Racing Flows Through Colin Grissom’s Veins; Latest in Long Line of Family Racers

It’s easy to understand why Colin Grissom has racing in his blood.
The 13-year competitor in the Mel Kenyon Midget Series has family roots that have been competing at Anderson Speedway on both sides of his family tree.
His mother’s father Bill Lemon won the National Crown three times in the 1960s and his grandfather Roy Grissom Sr. raced in the Figure 8 division. His dad Tony and uncle Roy Jr. both competed in the Thunder Car division at the local track.
An eighth grader at Pendleton Heights Middle School Grissom started racing quarter midgets at the age of five progressing to junior sprints and mini-sprints before joining the Mel Kenyon Midget Series this year.
Grissom missed the first three races of the season waiting for his 13th birthday to be eligible to compete, but since that time has set fast time once and recorded two podium finishes at Anderson Speedway.
“I wanted to move up to faster cars,” Grissom said of the decision to compete in the Midget Series. “I also wanted to run more asphalt tracks. I like asphalt because it’s faster.”
Prior to joining the Mel Kenyon Midget Series Grissom raced on the dirt ovals at U.S. 24 and the Miami County speedways.
“I’m starting to figure out racing the Midget on dirt,” he said. “It’s totally different racing.”
The team intends to run the entire Kenyon Midget Series schedule in 2018.
He set fast time during qualifications in Anderson on Aug. 5 and then passed two cars on the final lap to finish third.

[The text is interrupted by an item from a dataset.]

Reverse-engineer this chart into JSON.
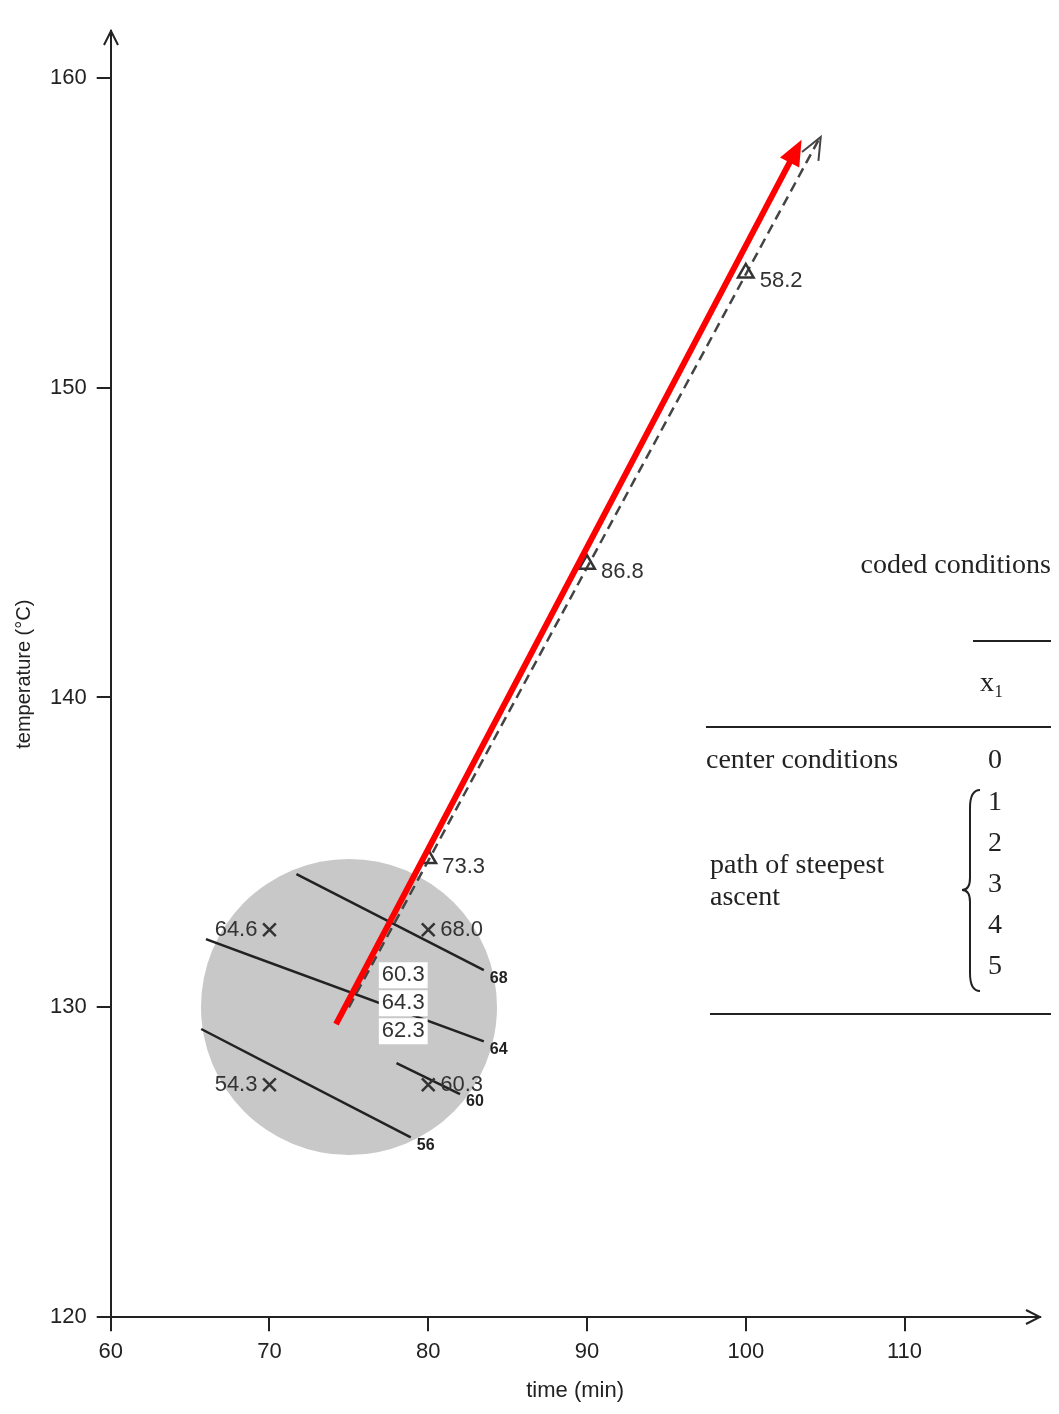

Grissom is already setting his sights on competing in the Pay Less Little 500 and his primary sponsor Parallax Power Supply hopes to be with him at the Indianapolis 500 in the future.
“I like open wheel,” he said.
His mother, Bobbi Jo Burge said she has adapted to Colin’s being in a race car.

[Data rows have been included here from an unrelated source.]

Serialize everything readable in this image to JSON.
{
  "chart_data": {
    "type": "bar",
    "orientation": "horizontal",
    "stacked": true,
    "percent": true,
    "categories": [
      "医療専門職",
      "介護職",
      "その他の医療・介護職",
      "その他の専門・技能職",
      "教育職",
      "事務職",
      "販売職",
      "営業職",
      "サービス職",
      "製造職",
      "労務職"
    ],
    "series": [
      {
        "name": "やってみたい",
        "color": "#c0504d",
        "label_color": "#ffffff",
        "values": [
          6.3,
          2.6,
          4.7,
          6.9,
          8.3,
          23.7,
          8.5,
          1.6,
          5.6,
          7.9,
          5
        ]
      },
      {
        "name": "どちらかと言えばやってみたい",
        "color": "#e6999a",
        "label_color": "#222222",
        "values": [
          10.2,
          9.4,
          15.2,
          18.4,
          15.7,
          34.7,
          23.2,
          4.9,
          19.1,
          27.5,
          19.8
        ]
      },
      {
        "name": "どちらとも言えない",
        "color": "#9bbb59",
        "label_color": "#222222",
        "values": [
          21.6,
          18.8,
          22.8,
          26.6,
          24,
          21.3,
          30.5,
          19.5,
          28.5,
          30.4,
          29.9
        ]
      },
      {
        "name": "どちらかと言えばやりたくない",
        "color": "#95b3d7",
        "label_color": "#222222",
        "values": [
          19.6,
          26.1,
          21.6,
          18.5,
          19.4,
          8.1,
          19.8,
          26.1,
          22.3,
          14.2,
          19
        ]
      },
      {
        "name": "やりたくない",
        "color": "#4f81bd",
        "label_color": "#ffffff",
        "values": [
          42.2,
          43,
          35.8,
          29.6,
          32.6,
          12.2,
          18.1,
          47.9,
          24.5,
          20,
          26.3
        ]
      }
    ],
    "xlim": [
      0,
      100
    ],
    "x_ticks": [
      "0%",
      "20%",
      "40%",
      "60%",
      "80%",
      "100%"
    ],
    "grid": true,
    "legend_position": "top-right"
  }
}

“Another mother told me he’s safer in a race car than riding a bicycle,” she laughs. “He has a helmet, HANS (head and neck restraint) device, driver’s suit, gloves and a five point harness.

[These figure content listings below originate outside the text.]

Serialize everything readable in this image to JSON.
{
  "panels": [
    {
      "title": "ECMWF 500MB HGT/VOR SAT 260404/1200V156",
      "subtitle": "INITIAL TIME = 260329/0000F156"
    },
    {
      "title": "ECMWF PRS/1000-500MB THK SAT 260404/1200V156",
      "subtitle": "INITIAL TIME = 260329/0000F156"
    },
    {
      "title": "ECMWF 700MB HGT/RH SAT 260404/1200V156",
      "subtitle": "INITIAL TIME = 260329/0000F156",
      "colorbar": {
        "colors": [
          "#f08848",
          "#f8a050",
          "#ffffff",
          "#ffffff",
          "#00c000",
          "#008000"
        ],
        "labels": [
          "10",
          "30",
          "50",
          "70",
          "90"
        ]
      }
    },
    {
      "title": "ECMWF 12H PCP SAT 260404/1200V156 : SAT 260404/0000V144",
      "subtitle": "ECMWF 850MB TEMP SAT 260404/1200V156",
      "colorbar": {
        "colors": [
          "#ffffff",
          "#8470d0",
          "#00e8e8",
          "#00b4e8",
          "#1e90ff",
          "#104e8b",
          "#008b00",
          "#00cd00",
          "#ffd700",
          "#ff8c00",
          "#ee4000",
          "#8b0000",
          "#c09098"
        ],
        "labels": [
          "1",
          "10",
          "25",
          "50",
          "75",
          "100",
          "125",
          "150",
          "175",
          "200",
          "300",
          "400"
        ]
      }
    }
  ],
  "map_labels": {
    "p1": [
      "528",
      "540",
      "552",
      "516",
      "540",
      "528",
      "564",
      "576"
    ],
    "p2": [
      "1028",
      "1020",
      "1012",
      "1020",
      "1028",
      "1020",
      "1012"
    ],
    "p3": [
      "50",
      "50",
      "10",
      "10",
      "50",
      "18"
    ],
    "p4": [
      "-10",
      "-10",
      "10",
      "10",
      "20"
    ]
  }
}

“It still makes me nervous,” Burge said. “That’s my kid.”
Before his first race at Anderson on May 26, when he finished seventh, the team tested twice at Anderson Speedway.
“It was fun, fast,” he said.
Burge said open wheel legend Mel Kenyon has been a great mentor to her son.
“He tells me I’m progressing a lot,” Colin said.
While at school Grissom and his industrial arts teacher and wrestling coach, Travis Welpott talk about racing a great deal. Welpott is a veteran of several Little 500 events.
Grissom is also active with Best Buddies where he spends time with a disabled student several times a month, having lunch and helping with school work.
In addition to Parallax Power Supply Grissom receives sponsorship help from Day Transportation and Broadway RV and Boat Storage.
“I want my first win to be at Anderson,” he smiles. “I have thought about it. That would be great.”